Friday attendance was typical, she added.
“Then Saturday just boomed,” Andersen said. “I think the weather finally broke.”
The beer and wine garden performed well, up 40 percent from last year. Andersen said that is mostly due to an effort to make the garden more welcoming to the average fairgoer.
Instead of a tent that separated the beer and wine garden from the rest of the fair, this year featured picnic tables and places for families to sit while the adults enjoyed a libation.
“We wanted to open it up more so people aren’t squeezed into a tent and feeling punished for wanting a beer,” Andersen said.
She said since the fair added adult beverages to the fair, people have behaved themselves. The typical patron spends enough time in the beer garden to have a glass of beer or wine — not the whole day, Andersen said.
“We have such great families who come to our fair,” she said.
Beer and wine was served at the arena all three days, instead of on Thursday during the rodeo, which helped boost revenue.
Positioning the main stage in the center of the fair was a success that will be followed in the future.
“People wanted it moved, and we tried, but it didn’t work,” Andersen said.
There were a few complaints that stage entertainment was a little loud in the animal barns, which fair staff will work on remedying for next year.
Andersen said attempts to make the youth livestock auction move a little faster were successful — and without much loss in revenue.
The 2017 auction sold 33 fewer animal that last year, but was down 1 percent in dollars. Andersen said fewer animals meant higher bids for those that were part of the auction.
While attendance and revenue were both up this year, the annual fair will still lose money. Andersen said the fair loses between $10,000 and $20,000 each year.
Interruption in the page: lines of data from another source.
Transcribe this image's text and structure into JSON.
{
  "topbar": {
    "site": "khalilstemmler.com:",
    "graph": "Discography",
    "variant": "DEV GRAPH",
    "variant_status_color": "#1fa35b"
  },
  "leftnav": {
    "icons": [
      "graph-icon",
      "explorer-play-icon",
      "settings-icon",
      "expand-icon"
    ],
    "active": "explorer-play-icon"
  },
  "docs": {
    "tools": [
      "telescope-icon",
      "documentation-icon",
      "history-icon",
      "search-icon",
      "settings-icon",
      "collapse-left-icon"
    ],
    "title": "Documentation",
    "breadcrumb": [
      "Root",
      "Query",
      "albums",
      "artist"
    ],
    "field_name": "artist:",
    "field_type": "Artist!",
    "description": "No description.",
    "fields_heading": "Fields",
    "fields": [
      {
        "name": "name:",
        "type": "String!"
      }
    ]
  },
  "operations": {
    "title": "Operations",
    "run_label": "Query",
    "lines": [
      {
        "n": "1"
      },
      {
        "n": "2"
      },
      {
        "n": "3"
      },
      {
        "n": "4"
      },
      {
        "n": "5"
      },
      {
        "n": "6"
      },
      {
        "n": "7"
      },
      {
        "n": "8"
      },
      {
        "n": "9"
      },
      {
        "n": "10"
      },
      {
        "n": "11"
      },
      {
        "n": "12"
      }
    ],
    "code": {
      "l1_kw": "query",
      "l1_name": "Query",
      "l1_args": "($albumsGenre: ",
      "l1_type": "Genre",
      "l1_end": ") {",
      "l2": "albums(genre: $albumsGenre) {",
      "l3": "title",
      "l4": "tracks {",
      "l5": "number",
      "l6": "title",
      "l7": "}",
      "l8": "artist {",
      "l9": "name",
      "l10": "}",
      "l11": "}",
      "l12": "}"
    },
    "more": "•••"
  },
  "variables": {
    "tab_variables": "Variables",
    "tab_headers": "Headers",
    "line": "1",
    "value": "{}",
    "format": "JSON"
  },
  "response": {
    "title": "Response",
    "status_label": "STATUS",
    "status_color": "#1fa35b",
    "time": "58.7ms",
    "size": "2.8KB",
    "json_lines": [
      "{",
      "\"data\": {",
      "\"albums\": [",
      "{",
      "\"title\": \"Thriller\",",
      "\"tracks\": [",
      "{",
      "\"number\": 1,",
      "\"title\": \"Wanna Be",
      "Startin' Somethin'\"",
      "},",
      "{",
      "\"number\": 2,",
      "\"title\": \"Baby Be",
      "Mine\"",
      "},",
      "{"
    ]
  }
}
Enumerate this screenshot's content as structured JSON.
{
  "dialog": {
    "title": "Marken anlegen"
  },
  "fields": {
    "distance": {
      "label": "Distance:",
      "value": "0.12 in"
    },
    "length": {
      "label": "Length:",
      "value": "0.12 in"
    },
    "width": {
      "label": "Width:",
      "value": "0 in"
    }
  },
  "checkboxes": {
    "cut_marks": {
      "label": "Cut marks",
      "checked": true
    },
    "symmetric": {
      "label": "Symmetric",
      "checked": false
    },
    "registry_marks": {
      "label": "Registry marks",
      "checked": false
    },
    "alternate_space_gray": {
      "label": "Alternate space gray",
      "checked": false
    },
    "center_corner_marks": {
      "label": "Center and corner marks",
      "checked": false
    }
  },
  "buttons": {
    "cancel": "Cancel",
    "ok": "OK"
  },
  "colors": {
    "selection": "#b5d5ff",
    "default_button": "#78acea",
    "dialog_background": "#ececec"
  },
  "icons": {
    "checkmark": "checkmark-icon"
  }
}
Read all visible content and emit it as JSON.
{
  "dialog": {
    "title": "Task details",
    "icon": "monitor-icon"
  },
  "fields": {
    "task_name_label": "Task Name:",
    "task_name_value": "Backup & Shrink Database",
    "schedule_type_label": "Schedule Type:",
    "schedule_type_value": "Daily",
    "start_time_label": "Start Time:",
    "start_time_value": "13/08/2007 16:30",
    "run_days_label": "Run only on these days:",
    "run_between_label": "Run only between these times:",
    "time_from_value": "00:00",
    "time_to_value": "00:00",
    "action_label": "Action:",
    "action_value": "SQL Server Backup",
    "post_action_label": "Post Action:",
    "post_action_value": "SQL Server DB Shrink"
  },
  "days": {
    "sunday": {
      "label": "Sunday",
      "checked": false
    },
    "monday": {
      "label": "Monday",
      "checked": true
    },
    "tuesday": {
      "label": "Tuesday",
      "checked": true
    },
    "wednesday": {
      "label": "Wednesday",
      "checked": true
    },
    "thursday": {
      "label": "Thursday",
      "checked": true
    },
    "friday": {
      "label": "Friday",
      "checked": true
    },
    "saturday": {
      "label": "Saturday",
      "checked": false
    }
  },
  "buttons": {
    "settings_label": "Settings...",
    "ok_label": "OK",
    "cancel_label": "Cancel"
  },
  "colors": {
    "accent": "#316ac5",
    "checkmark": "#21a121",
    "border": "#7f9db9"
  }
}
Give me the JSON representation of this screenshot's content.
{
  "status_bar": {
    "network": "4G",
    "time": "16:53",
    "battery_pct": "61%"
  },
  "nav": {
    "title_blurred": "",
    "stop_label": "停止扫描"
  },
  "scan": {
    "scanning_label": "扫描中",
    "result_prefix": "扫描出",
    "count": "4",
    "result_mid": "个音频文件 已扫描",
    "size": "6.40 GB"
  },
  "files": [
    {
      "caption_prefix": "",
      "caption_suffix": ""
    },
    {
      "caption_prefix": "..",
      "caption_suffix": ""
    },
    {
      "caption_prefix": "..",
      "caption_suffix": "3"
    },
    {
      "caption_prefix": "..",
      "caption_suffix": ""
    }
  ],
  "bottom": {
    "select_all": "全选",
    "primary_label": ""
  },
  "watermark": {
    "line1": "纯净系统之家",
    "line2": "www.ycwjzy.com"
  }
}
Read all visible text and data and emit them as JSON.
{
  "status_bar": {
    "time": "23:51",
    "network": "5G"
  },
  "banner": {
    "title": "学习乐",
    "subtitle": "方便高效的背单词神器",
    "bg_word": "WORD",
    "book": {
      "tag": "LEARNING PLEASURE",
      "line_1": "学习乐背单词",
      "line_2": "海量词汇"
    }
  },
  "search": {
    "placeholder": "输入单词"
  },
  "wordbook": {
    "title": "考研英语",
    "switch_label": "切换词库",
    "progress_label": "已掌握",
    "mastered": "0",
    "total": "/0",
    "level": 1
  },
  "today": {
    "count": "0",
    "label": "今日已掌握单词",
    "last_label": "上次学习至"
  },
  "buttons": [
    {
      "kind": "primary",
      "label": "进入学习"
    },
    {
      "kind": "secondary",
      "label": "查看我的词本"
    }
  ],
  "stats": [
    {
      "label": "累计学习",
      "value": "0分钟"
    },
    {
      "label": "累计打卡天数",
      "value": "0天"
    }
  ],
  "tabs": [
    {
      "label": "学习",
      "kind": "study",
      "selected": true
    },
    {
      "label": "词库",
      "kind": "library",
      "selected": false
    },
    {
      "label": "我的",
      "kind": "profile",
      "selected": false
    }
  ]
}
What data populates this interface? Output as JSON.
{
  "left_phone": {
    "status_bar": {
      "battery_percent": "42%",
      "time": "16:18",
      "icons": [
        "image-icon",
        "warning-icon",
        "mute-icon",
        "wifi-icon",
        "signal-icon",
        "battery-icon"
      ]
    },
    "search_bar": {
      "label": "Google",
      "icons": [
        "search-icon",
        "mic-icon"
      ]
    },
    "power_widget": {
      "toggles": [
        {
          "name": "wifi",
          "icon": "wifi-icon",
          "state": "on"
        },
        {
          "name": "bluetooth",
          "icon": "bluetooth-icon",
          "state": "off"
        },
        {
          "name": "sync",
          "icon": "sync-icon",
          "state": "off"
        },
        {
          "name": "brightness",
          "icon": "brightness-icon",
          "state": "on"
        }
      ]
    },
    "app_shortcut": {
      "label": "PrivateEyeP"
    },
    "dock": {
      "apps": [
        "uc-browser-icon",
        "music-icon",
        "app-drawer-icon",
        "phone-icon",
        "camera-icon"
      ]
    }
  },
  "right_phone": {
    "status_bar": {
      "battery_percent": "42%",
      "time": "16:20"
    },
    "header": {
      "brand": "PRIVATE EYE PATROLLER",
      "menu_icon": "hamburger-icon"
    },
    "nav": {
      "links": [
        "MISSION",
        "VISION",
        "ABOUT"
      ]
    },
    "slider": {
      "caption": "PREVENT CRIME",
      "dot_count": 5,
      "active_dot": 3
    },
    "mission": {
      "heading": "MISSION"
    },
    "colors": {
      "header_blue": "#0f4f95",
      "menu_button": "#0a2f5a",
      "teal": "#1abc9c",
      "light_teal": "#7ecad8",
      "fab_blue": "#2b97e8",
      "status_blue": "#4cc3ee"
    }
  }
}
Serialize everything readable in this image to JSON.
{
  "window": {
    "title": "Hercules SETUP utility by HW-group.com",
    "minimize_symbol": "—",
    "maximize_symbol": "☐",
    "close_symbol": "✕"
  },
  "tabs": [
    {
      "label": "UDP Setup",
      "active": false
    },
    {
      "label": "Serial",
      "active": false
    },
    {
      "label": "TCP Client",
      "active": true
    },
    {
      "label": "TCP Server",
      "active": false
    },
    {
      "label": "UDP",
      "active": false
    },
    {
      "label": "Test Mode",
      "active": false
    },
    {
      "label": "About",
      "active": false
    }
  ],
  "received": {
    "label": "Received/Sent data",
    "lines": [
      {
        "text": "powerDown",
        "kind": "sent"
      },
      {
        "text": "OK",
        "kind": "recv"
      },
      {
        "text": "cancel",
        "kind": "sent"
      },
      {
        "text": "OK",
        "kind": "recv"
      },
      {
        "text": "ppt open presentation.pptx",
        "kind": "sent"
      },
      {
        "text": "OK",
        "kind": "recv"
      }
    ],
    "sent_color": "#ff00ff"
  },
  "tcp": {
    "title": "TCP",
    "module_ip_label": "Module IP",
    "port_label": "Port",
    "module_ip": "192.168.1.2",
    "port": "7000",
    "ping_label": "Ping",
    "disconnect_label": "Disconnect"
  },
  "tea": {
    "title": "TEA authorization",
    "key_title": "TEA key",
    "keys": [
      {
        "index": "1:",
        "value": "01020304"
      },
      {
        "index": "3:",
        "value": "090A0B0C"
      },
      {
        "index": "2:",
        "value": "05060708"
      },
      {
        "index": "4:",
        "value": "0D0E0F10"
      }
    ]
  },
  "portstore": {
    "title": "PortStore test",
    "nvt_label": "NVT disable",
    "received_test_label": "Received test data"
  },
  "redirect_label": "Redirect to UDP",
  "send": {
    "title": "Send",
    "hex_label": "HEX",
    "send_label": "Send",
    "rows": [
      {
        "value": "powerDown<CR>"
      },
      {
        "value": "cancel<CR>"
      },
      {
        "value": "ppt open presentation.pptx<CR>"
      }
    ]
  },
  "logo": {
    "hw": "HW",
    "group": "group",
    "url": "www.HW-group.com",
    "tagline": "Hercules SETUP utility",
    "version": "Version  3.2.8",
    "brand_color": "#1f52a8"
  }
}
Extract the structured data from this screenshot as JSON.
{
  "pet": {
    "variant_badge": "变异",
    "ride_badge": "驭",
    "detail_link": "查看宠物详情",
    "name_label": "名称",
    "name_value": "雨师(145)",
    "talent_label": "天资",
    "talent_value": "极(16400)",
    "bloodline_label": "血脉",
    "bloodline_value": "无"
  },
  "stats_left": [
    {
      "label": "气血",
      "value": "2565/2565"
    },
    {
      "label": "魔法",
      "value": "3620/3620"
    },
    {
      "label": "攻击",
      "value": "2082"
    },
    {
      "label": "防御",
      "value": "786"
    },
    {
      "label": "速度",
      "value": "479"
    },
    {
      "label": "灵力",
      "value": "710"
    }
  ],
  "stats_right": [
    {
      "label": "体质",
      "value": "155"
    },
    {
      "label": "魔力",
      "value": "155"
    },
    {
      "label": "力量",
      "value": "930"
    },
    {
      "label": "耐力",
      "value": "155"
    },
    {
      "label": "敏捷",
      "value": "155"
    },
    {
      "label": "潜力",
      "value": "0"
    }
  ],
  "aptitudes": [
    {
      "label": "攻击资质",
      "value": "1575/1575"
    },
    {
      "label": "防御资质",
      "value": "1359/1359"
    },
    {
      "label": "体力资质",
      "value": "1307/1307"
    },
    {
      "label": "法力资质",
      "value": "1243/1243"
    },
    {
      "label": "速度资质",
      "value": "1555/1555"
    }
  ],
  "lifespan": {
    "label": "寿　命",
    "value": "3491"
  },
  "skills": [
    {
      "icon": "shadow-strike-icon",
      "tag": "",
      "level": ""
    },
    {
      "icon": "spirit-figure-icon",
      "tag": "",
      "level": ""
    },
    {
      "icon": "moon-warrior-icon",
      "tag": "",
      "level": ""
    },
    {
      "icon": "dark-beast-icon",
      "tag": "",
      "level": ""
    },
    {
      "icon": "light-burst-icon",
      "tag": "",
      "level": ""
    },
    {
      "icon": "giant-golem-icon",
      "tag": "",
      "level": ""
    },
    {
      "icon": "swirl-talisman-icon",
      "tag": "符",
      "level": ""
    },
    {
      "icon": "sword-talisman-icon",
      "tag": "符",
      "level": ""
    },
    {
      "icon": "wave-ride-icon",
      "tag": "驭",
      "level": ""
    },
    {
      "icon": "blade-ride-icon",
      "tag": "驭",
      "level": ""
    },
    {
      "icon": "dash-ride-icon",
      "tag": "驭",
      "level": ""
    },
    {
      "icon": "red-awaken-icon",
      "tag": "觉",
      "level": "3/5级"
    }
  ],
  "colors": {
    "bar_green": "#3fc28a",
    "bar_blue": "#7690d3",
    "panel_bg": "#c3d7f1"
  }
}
She said the losses will be on the lower end of that range this year due to Saturday’s success and cooler weather overall.
Andersen said with a number of county fairs happening in the region around the same time, the event isn’t a money maker for the Polk County Fairgrounds & Event Center.
“It’s the right thing to do for the kids,” she said.
The 2018 version of fair is taking shape already, with the highlight being a youth and adult talent show returning to the entertainment schedule.